Real Cancun, The

They say you can have it fast, cheap, or good — pick two. This one is fast and cheap.


The most interesting thing about The Real Cancun — a knock-off of MTV’s long-running The Real World TV series that was actually cloned by that show’s cannibalistic producers — is the circumstance under which it was made: from photography (using mainly HD cameras) to finished 35mm prints in less than seven weeks. That’s some kind of record for a studio film and you might expect the finished product to convey some of the urgency -or at least amusingly reflect some of the desperation — of such a helter-skelter production schedule in interesting ways. But the results, sad to say, are appalling.

The 16 lunkheads gathered together for a spring break adventure are 15/16ths personality-free. The only semi-well defined character is Alan, who stands apart from his compadres when he swears he never drinks and doesn’t intend to start. (So it makes perfect sense that he headed to Mexico for spring break.) Everyone else is weirdly interchangeable, despite a few deliberately distinguishing characteristics. (There’s the two black guys who seem extraordinarily confident with the ladies, the bimbo twins with a Playboy TV attitude, the male model who says “hi” to girls by asking if they want to make out, etc.) With a strangely irritating editorial sensibility, the filmmakers work desperately at juicing up a narrative, but mostly meet with failure. Somebody gets bitten by a jellyfish, which leads to someone else pissing in a cup and pouring the golden confection over the wound. There’s a wet T-shirt contest for the ladies, ho-hum, which is then balanced by a hot body contest for the boys, yaaaawn. Whining eventually ensues, get me out of here. Here’s how bland and unsalacious most of this is — when the kids shake their groove thangs at a local hotspot, and N.E.R.D.’s lewd-and-lascivious “Lapdance” starts pumping on the soundtrack in all its nasty glory, it’s the edited version of the song. Lame.

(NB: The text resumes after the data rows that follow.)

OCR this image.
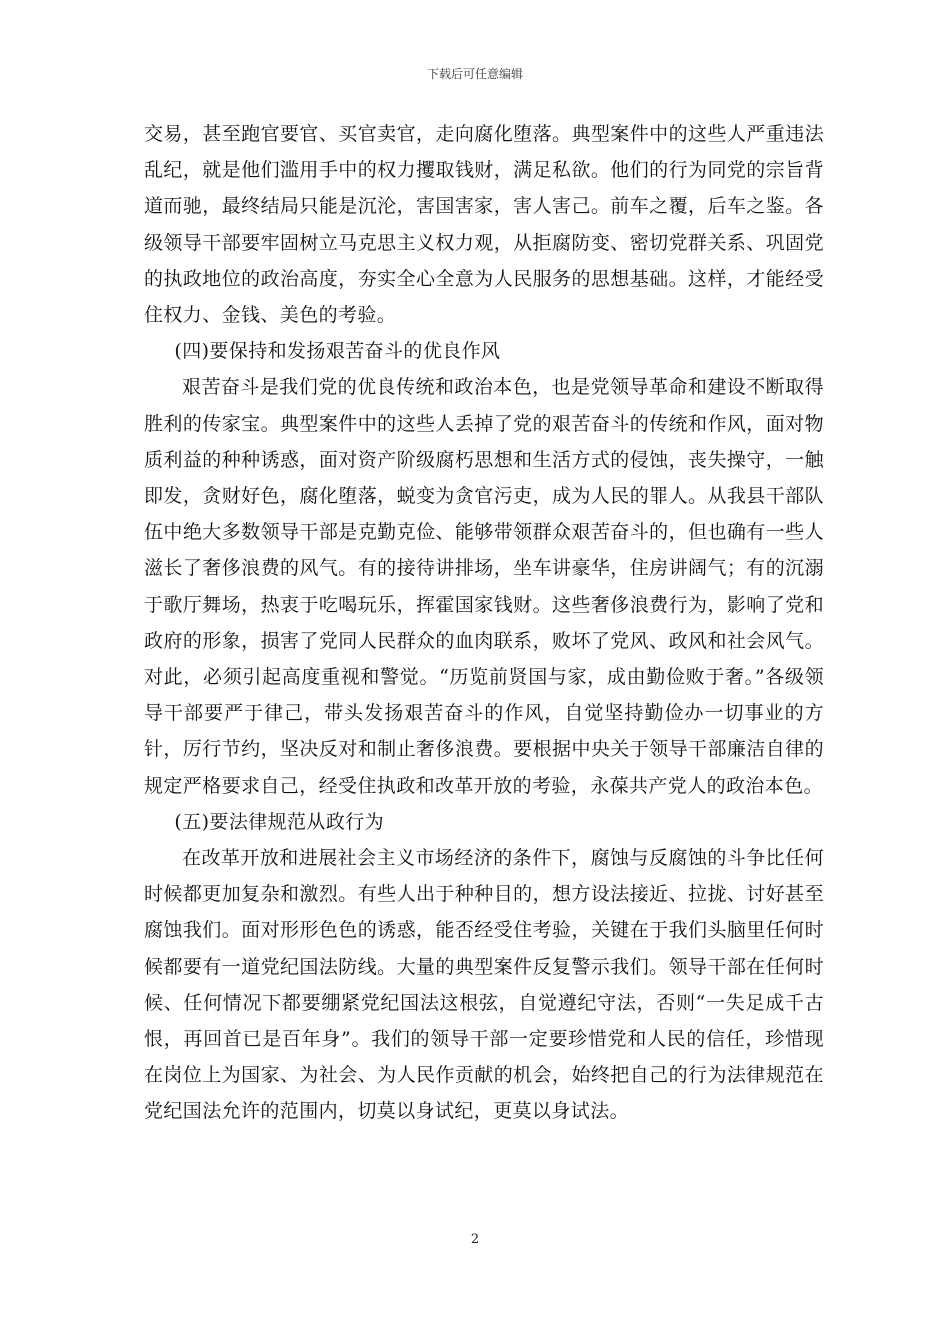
下载后可任意编辑

交易，甚至跑官要官、买官卖官，走向腐化堕落。典型案件中的这些人严重违法乱纪，就是他们滥用手中的权力攫取钱财，满足私欲。他们的行为同党的宗旨背道而驰，最终结局只能是沉沦，害国害家，害人害己。前车之覆，后车之鉴。各级领导干部要牢固树立马克思主义权力观，从拒腐防变、密切党群关系、巩固党的执政地位的政治高度，夯实全心全意为人民服务的思想基础。这样，才能经受住权力、金钱、美色的考验。

(四)要保持和发扬艰苦奋斗的优良作风

艰苦奋斗是我们党的优良传统和政治本色，也是党领导革命和建设不断取得胜利的传家宝。典型案件中的这些人丢掉了党的艰苦奋斗的传统和作风，面对物质利益的种种诱惑，面对资产阶级腐朽思想和生活方式的侵蚀，丧失操守，一触即发，贪财好色，腐化堕落，蜕变为贪官污吏，成为人民的罪人。从我县干部队伍中绝大多数领导干部是克勤克俭、能够带领群众艰苦奋斗的，但也确有一些人滋长了奢侈浪费的风气。有的接待讲排场，坐车讲豪华，住房讲阔气；有的沉溺于歌厅舞场，热衷于吃喝玩乐，挥霍国家钱财。这些奢侈浪费行为，影响了党和政府的形象，损害了党同人民群众的血肉联系，败坏了党风、政风和社会风气。对此，必须引起高度重视和警觉。“历览前贤国与家，成由勤俭败于奢。”各级领导干部要严于律己，带头发扬艰苦奋斗的作风，自觉坚持勤俭办一切事业的方针，厉行节约，坚决反对和制止奢侈浪费。要根据中央关于领导干部廉洁自律的规定严格要求自己，经受住执政和改革开放的考验，永葆共产党人的政治本色。

(五)要法律规范从政行为

在改革开放和进展社会主义市场经济的条件下，腐蚀与反腐蚀的斗争比任何时候都更加复杂和激烈。有些人出于种种目的，想方设法接近、拉拢、讨好甚至腐蚀我们。面对形形色色的诱惑，能否经受住考验，关键在于我们头脑里任何时候都要有一道党纪国法防线。大量的典型案件反复警示我们。领导干部在任何时候、任何情况下都要绷紧党纪国法这根弦，自觉遵纪守法，否则“一失足成千古恨，再回首已是百年身”。我们的领导干部一定要珍惜党和人民的信任，珍惜现在岗位上为国家、为社会、为人民作贡献的机会，始终把自己的行为法律规范在党纪国法允许的范围内，切莫以身试纪，更莫以身试法。

2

There is a funny high-mindedness to the proceedings, as if the filmmakers really believed they were performing some kind of significant act of cultural anthropology, documenting the mating ritual of the American college student circa 2003. That’s actually a tenable goal, and it’s true that when you’re aspiring to cinema verité you’re kind of stuck with what you actually get in the can. (The Real World, which forces its protagonists to live with each other long enough that they seem to actually start to drive each other bugfuck, tends to get some pretty good material.) But this particular project is too hastily conceived and executed to have time for insight. The depressing climax of the whole affair — the ostensible too-hot-for-TV money sequence — comes as we see a series of actual hook-ups at Hotel du MTV, asses visibly pumping away underneath bed sheets insistently drawn to neck level, each encounter taking place behind the patina of grainy surveillance-style photography. The next morning, everybody seems depressed. That about sums it up — casual sex (and reality TV) as Sisyphean ordeal.